5. L'urgence justifie que soit prononcée la suspension d'un acte administratif, lorsque l'exécution de celui-ci porte atteinte, de manière suffisamment grave et immédiate, à un intérêt public, à la situation du requérant ou aux intérêts qu'il entend défendre. Il appartient au juge des référés d'apprécier concrètement, compte tenu des justifications fournies par le requérant, si les effets de l'acte litigieux sont de nature à caractériser une urgence justifiant que, sans attendre le jugement de la requête au fond, l'exécution de la décision soit suspendue. L'urgence doit être appréciée objectivement et compte tenu de l'ensemble des circonstances de l'affaire, à la date à laquelle le juge des référés se prononce.

6. La société requérante fait valoir que les opérations de repérage d'amiante avant travaux représentent 80 % de son activité, pour laquelle elle ne dispose que de

64 opérateurs ayant obtenu la certification " avec mention " sur un effectif total d'environ

200 salariés. De manière plus générale, elle observe que sur environ 8250 opérateurs certifiés recensés en France, seuls 3153 sont titulaires de la certification " avec mention ". L'administration estime, pour sa part, que la protection de la santé des travailleurs constitue un intérêt public impérieux justifiant l'exécution des dispositions litigieuses.

7. Il n'est pas contesté que la certification avec mention, dont le processus est au demeurant bloqué à la suite de l'annulation des dispositions de l'arrêté du 25 juillet 2016, dure de deux à trois mois et n'est accessible qu'aux opérateurs justifiant de qualifications préexistantes. Il n'est ainsi pas douteux que l'exigence immédiate de cette mention pour le repérage éventuel d'amiante avant de nombreux travaux alors que l'état du droit antérieur ne la requérait pas a pour effet de perturber ou de retarder l'exécution des contrats déjà passés et dans certains cas d'obliger la société requérante ainsi, vraisemblablement que d'autres entreprises spécialisées, à renoncer à soumissionner à de futurs contrats faute de disposer des opérateurs qualifiés.
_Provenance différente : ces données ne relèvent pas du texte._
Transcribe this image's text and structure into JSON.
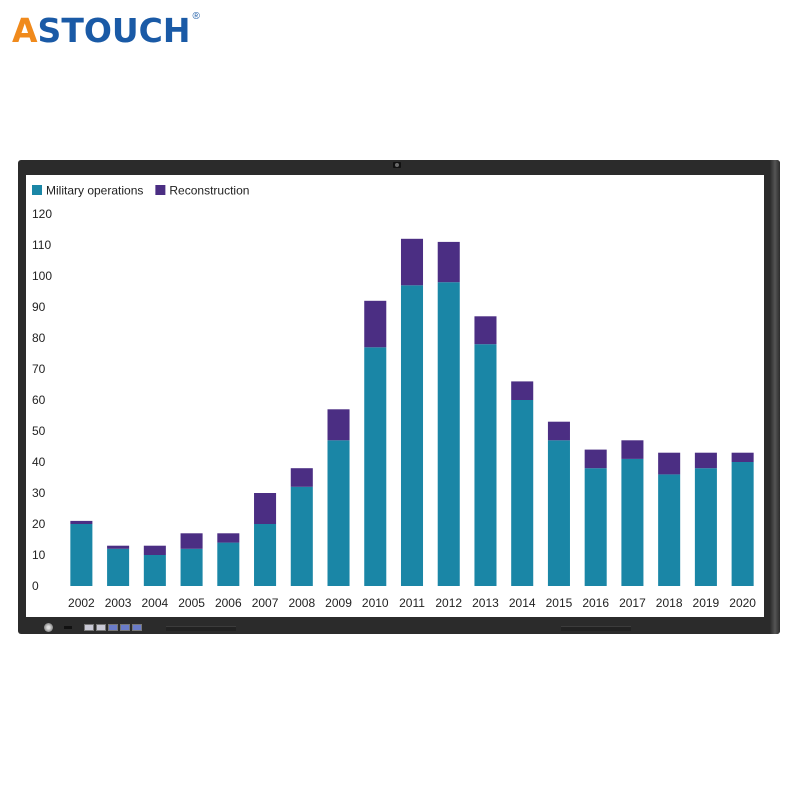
{
  "logo": {
    "first_letter": "A",
    "rest": "STOUCH",
    "registered": "®",
    "colors": {
      "first_letter": "#f08a1c",
      "rest": "#1a5aa6"
    }
  },
  "monitor": {
    "front_controls": [
      "power-button-icon",
      "ir-sensor-icon",
      "usb-port-icon",
      "hdmi-port-icon",
      "menu-button-icon",
      "volume-button-icon",
      "input-button-icon"
    ]
  },
  "chart_data": {
    "type": "bar",
    "stacked": true,
    "categories": [
      "2002",
      "2003",
      "2004",
      "2005",
      "2006",
      "2007",
      "2008",
      "2009",
      "2010",
      "2011",
      "2012",
      "2013",
      "2014",
      "2015",
      "2016",
      "2017",
      "2018",
      "2019",
      "2020"
    ],
    "series": [
      {
        "name": "Military operations",
        "color": "#1a86a6",
        "values": [
          20,
          12,
          10,
          12,
          14,
          20,
          32,
          47,
          77,
          97,
          98,
          78,
          60,
          47,
          38,
          41,
          36,
          38,
          40
        ]
      },
      {
        "name": "Reconstruction",
        "color": "#4b2e83",
        "values": [
          1,
          1,
          3,
          5,
          3,
          10,
          6,
          10,
          15,
          15,
          13,
          9,
          6,
          6,
          6,
          6,
          7,
          5,
          3
        ]
      }
    ],
    "yticks": [
      0,
      10,
      20,
      30,
      40,
      50,
      60,
      70,
      80,
      90,
      100,
      110,
      120
    ],
    "ylim": [
      0,
      120
    ],
    "title": "",
    "xlabel": "",
    "ylabel": "",
    "grid": false,
    "legend_position": "top-left"
  }
}
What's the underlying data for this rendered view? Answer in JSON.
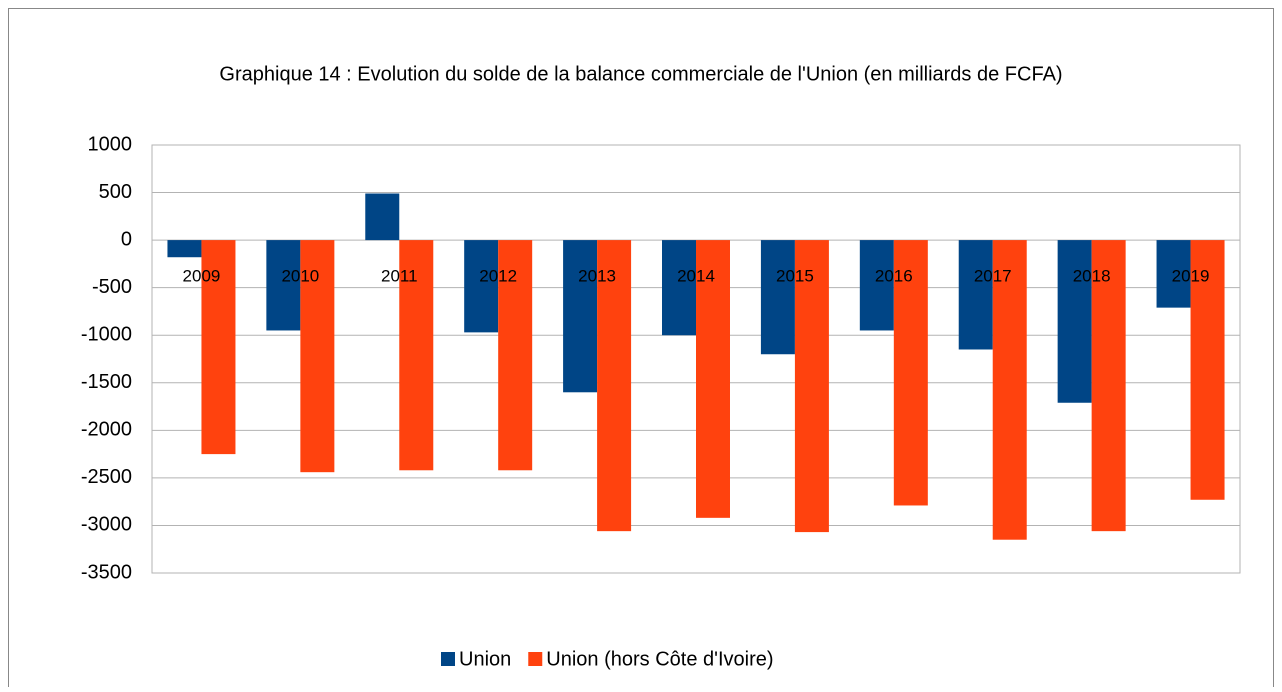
{
  "chart_data": {
    "type": "bar",
    "title": "Graphique 14  : Evolution du solde de la balance commerciale de l'Union (en milliards de FCFA)",
    "categories": [
      "2009",
      "2010",
      "2011",
      "2012",
      "2013",
      "2014",
      "2015",
      "2016",
      "2017",
      "2018",
      "2019"
    ],
    "series": [
      {
        "name": "Union",
        "color": "#004586",
        "values": [
          -180,
          -950,
          490,
          -970,
          -1600,
          -1000,
          -1200,
          -950,
          -1150,
          -1710,
          -710
        ]
      },
      {
        "name": "Union (hors Côte d'Ivoire)",
        "color": "#ff420e",
        "values": [
          -2250,
          -2440,
          -2420,
          -2420,
          -3060,
          -2920,
          -3070,
          -2790,
          -3150,
          -3060,
          -2730
        ]
      }
    ],
    "ylim": [
      -3500,
      1000
    ],
    "yticks": [
      -3500,
      -3000,
      -2500,
      -2000,
      -1500,
      -1000,
      -500,
      0,
      500,
      1000
    ],
    "grid": true,
    "legend": "bottom"
  }
}
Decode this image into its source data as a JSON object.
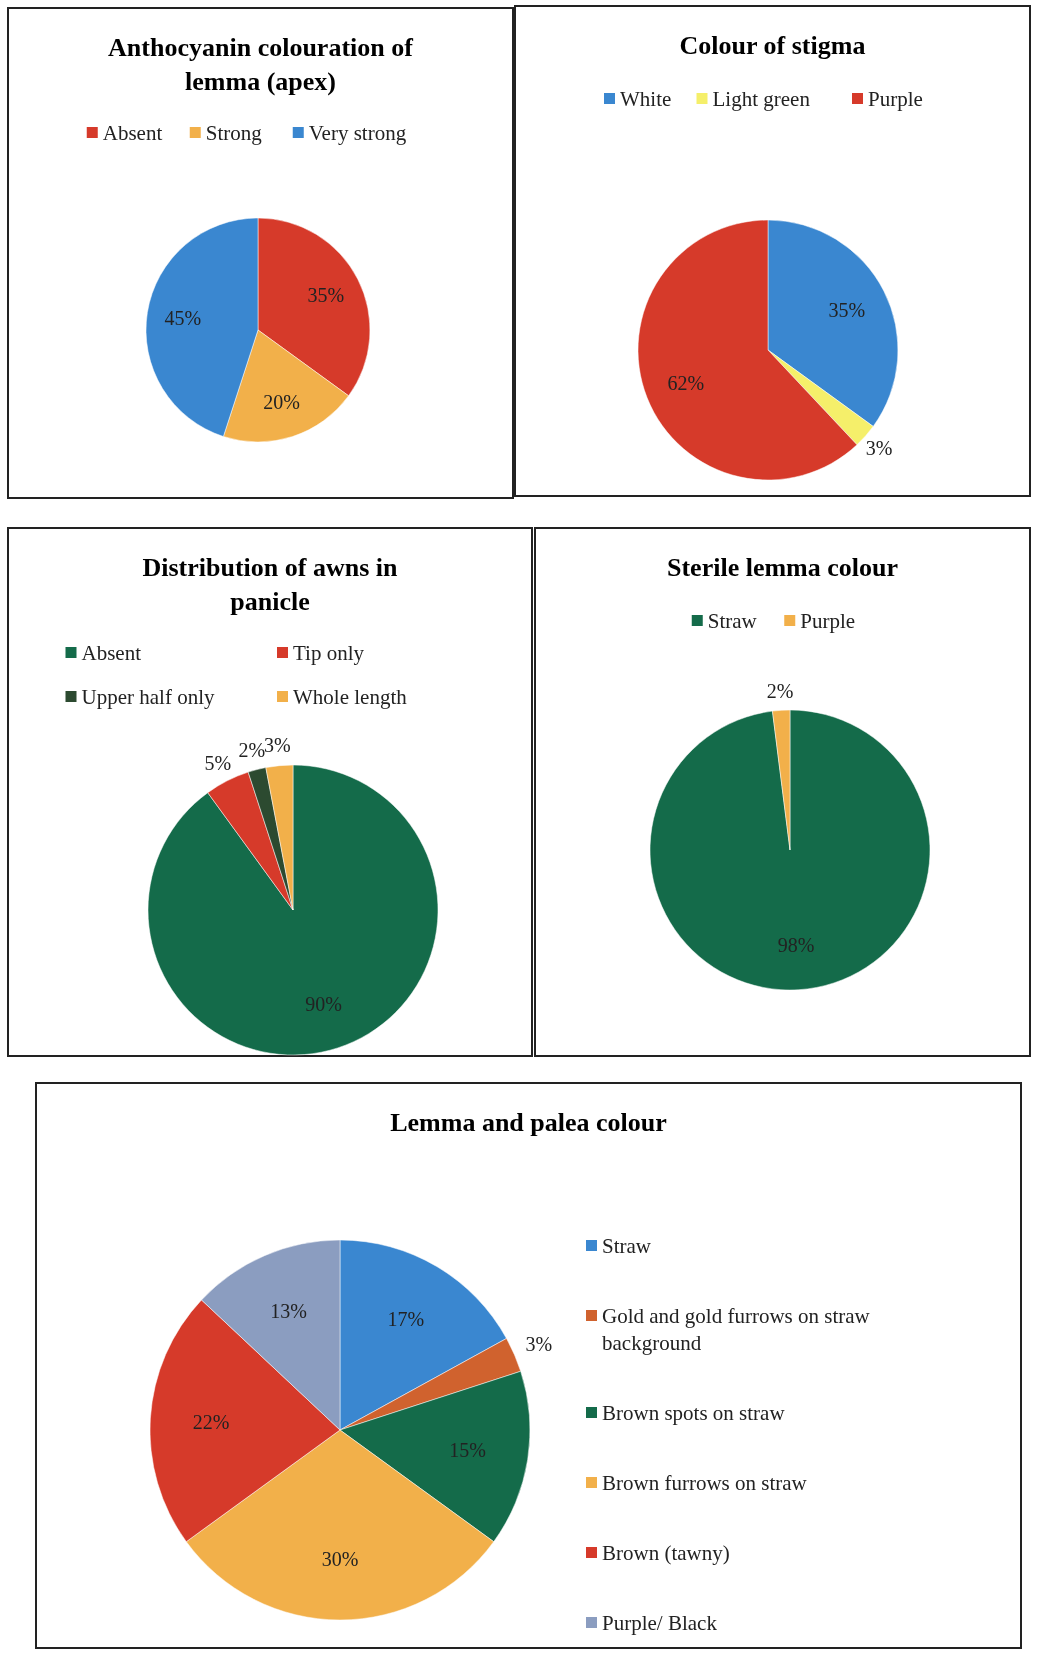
{
  "chart_data": [
    {
      "type": "pie",
      "title": "Anthocyanin colouration of lemma (apex)",
      "categories": [
        "Absent",
        "Strong",
        "Very strong"
      ],
      "values": [
        35,
        20,
        45
      ],
      "colors": [
        "#d63a2a",
        "#f2b04a",
        "#3a87d0"
      ],
      "legend": "top",
      "value_labels": [
        "35%",
        "20%",
        "45%"
      ]
    },
    {
      "type": "pie",
      "title": "Colour of stigma",
      "categories": [
        "White",
        "Light green",
        "Purple"
      ],
      "values": [
        35,
        3,
        62
      ],
      "colors": [
        "#3a87d0",
        "#f5ef6a",
        "#d63a2a"
      ],
      "legend": "top",
      "value_labels": [
        "35%",
        "3%",
        "62%"
      ]
    },
    {
      "type": "pie",
      "title": "Distribution  of awns in panicle",
      "categories": [
        "Absent",
        "Tip only",
        "Upper half only",
        "Whole length"
      ],
      "values": [
        90,
        5,
        2,
        3
      ],
      "colors": [
        "#146b4a",
        "#d63a2a",
        "#2c4a30",
        "#f2b04a"
      ],
      "legend": "top",
      "value_labels": [
        "90%",
        "5%",
        "2%",
        "3%"
      ]
    },
    {
      "type": "pie",
      "title": "Sterile lemma colour",
      "categories": [
        "Straw",
        "Purple"
      ],
      "values": [
        98,
        2
      ],
      "colors": [
        "#146b4a",
        "#f2b04a"
      ],
      "legend": "top",
      "value_labels": [
        "98%",
        "2%"
      ]
    },
    {
      "type": "pie",
      "title": "Lemma and palea colour",
      "categories": [
        "Straw",
        "Gold and gold furrows on straw background",
        "Brown spots on straw",
        "Brown furrows on straw",
        "Brown (tawny)",
        "Purple/ Black"
      ],
      "values": [
        17,
        3,
        15,
        30,
        22,
        13
      ],
      "colors": [
        "#3a87d0",
        "#d0622e",
        "#146b4a",
        "#f2b04a",
        "#d63a2a",
        "#8b9dc0"
      ],
      "legend": "right",
      "value_labels": [
        "17%",
        "3%",
        "15%",
        "30%",
        "22%",
        "13%"
      ]
    }
  ]
}
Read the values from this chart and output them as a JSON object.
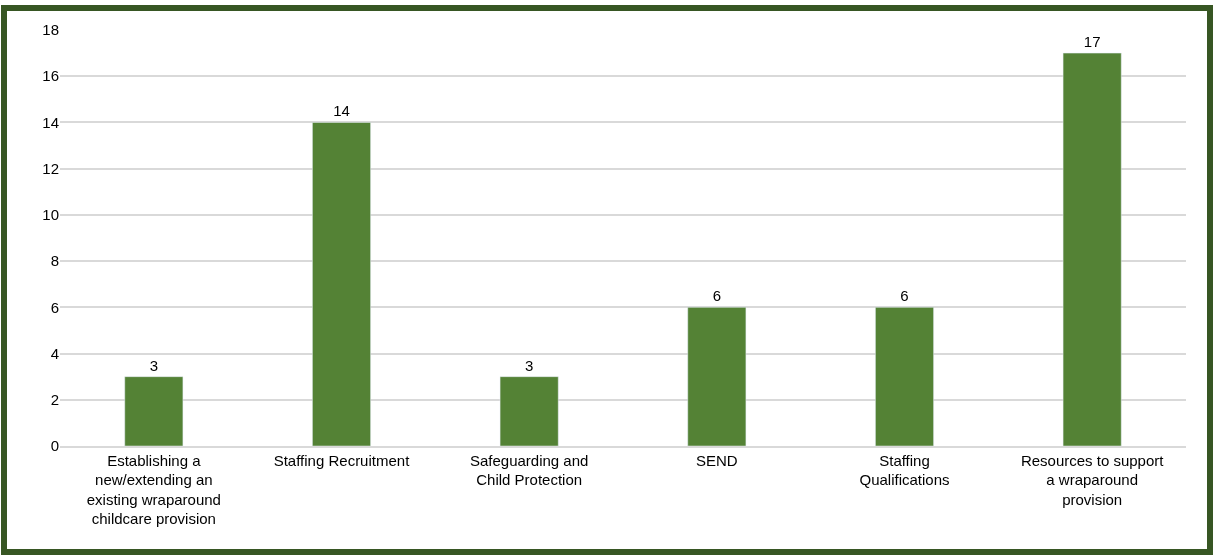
{
  "chart_data": {
    "type": "bar",
    "categories": [
      "Establishing a new/extending an existing wraparound childcare provision",
      "Staffing Recruitment",
      "Safeguarding and Child Protection",
      "SEND",
      "Staffing Qualifications",
      "Resources to support a wraparound provision"
    ],
    "values": [
      3,
      14,
      3,
      6,
      6,
      17
    ],
    "color": "#548235",
    "ylim": [
      0,
      18
    ],
    "yticks": [
      0,
      2,
      4,
      6,
      8,
      10,
      12,
      14,
      16,
      18
    ],
    "grid": "y",
    "data_labels": true,
    "legend": false
  }
}
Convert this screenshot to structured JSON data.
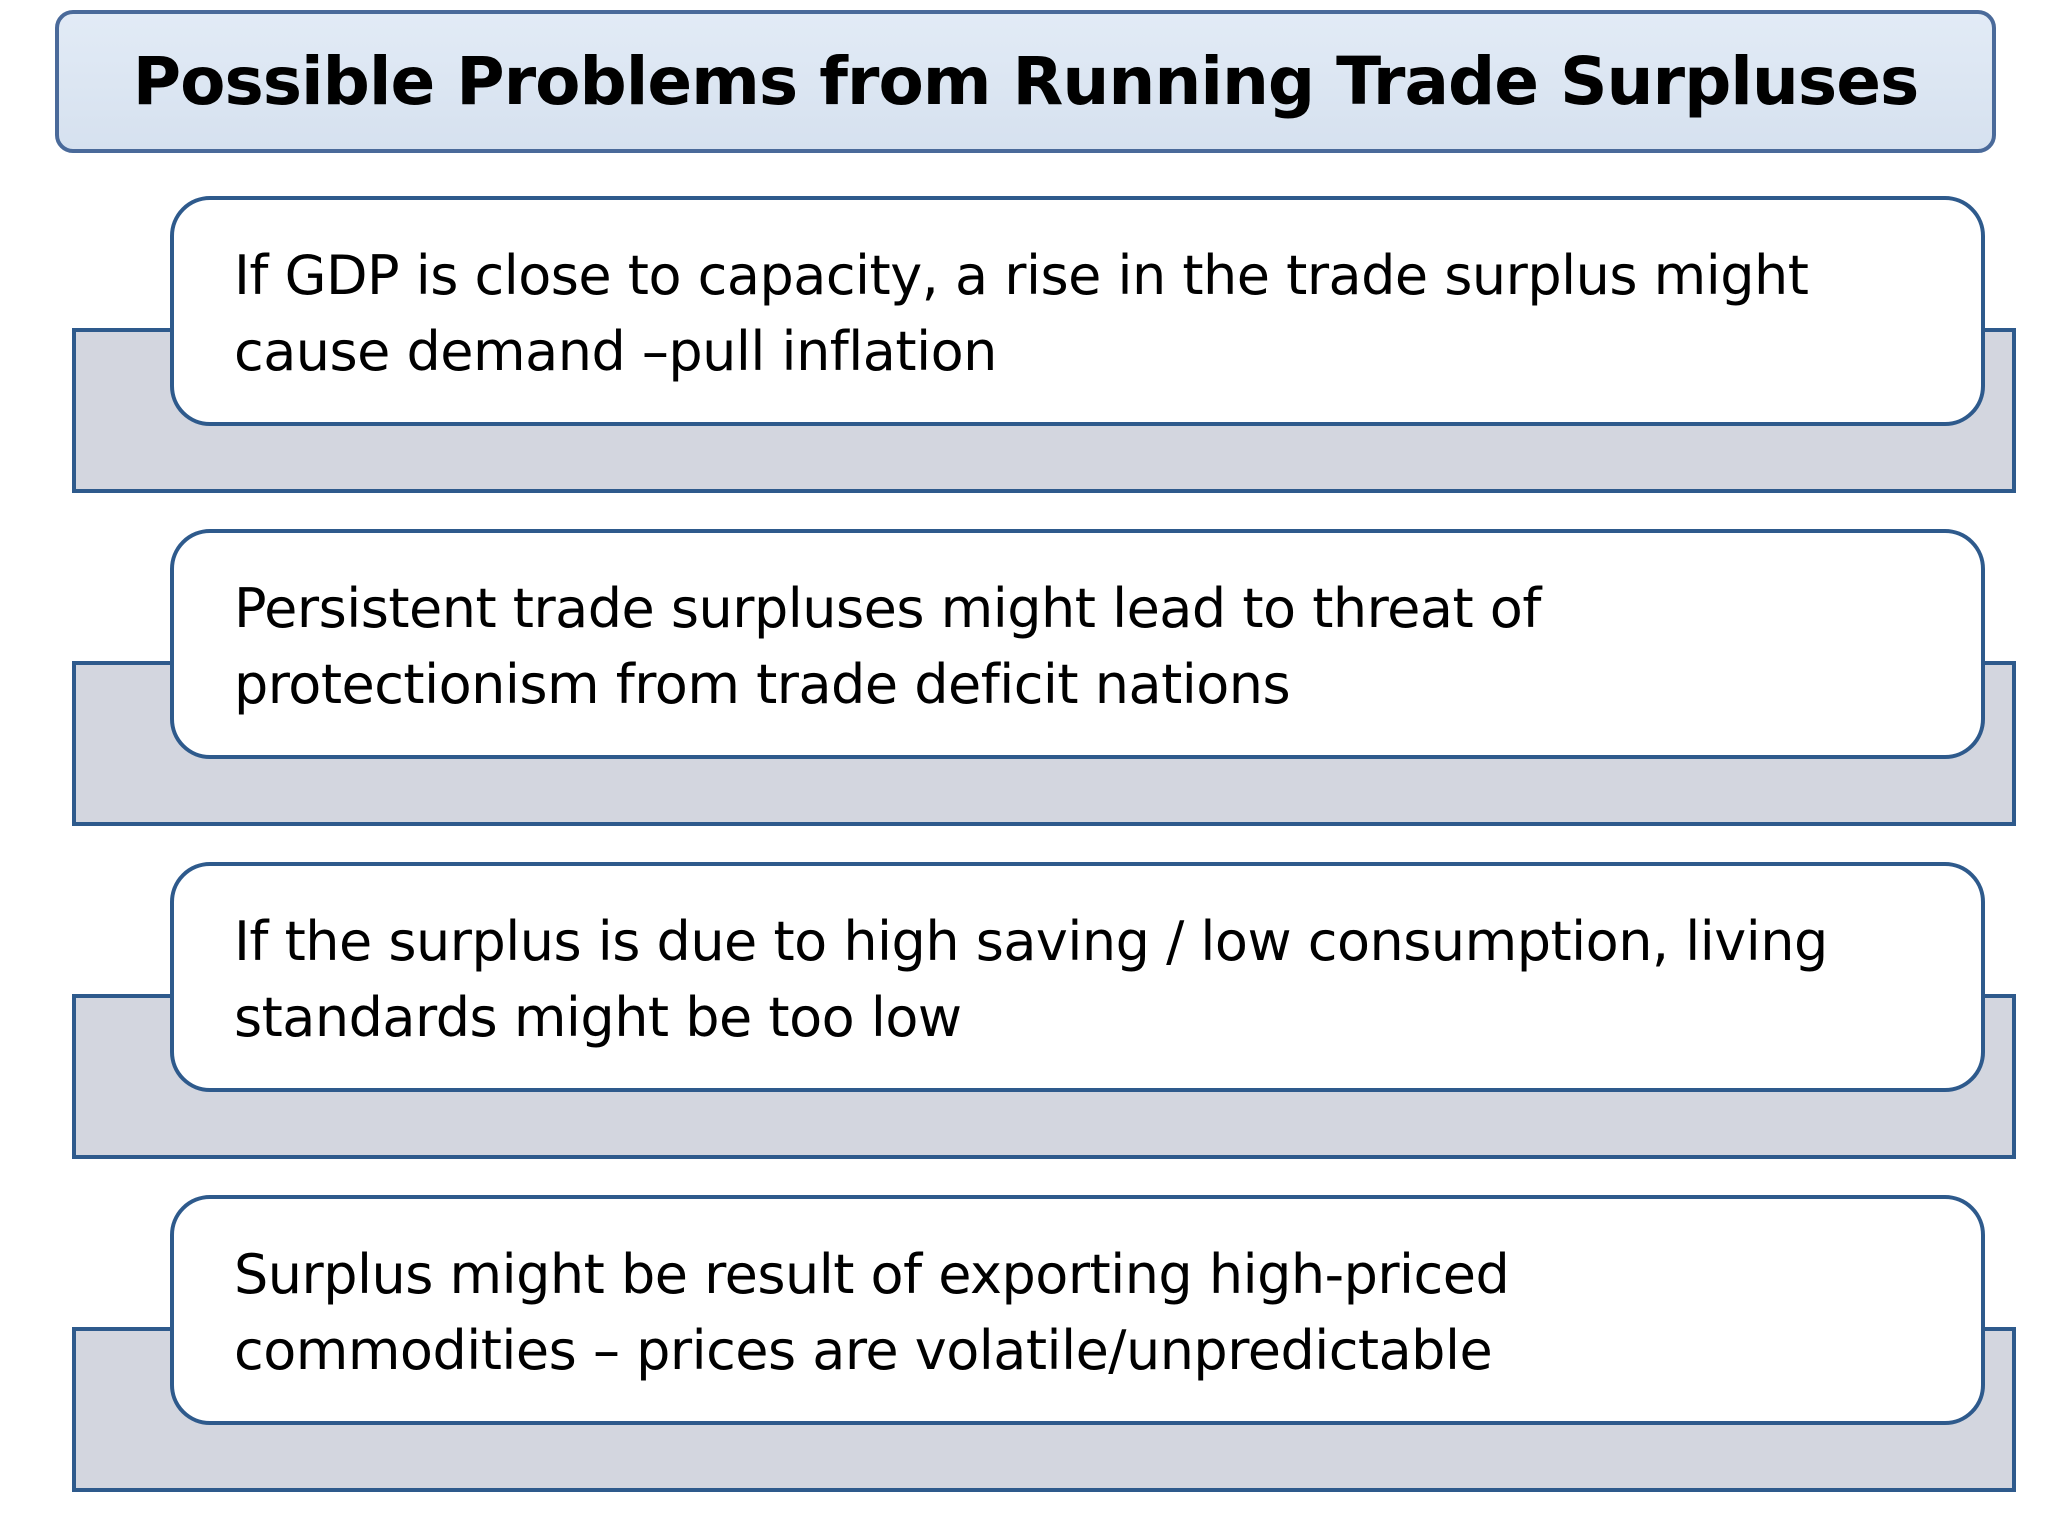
{
  "title": "Possible Problems from Running Trade Surpluses",
  "items": [
    {
      "line1": "If GDP is close to capacity, a rise in the trade surplus might",
      "line2": "cause demand –pull inflation"
    },
    {
      "line1": "Persistent trade surpluses might lead to threat of",
      "line2": "protectionism from trade deficit nations"
    },
    {
      "line1": "If the surplus is due to high saving / low consumption, living",
      "line2": "standards might be too low"
    },
    {
      "line1": "Surplus might be result of exporting high-priced",
      "line2": "commodities – prices are volatile/unpredictable"
    }
  ],
  "colors": {
    "title_fill": "#dce6f2",
    "border": "#2e5a8c",
    "base_fill": "#d3d6df",
    "card_fill": "#ffffff"
  }
}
En outre, s'il n'est pas contestable que la prévention des risques liés à l'amiante constitue un impératif de santé publique, il n'est pas établi, dans les circonstances de l'espèce, que le maintien de l'exécution de ces dispositions y participe, alors que, d'une part, le dispositif de certification auxquelles elles se réfèrent a été annulé par la décision mentionnée au point 2. et, d'autre part, ainsi qu'il a été dit au même point, qu'elles seront, à compter du 1er janvier prochain, remplacées par un régime, dont il est admis qu'il sera moins exigeant s'agissant des qualifications requises des opérateurs de repérage.

8. Il résulte de ce qui précède que la condition d'urgence doit être regardée comme remplie.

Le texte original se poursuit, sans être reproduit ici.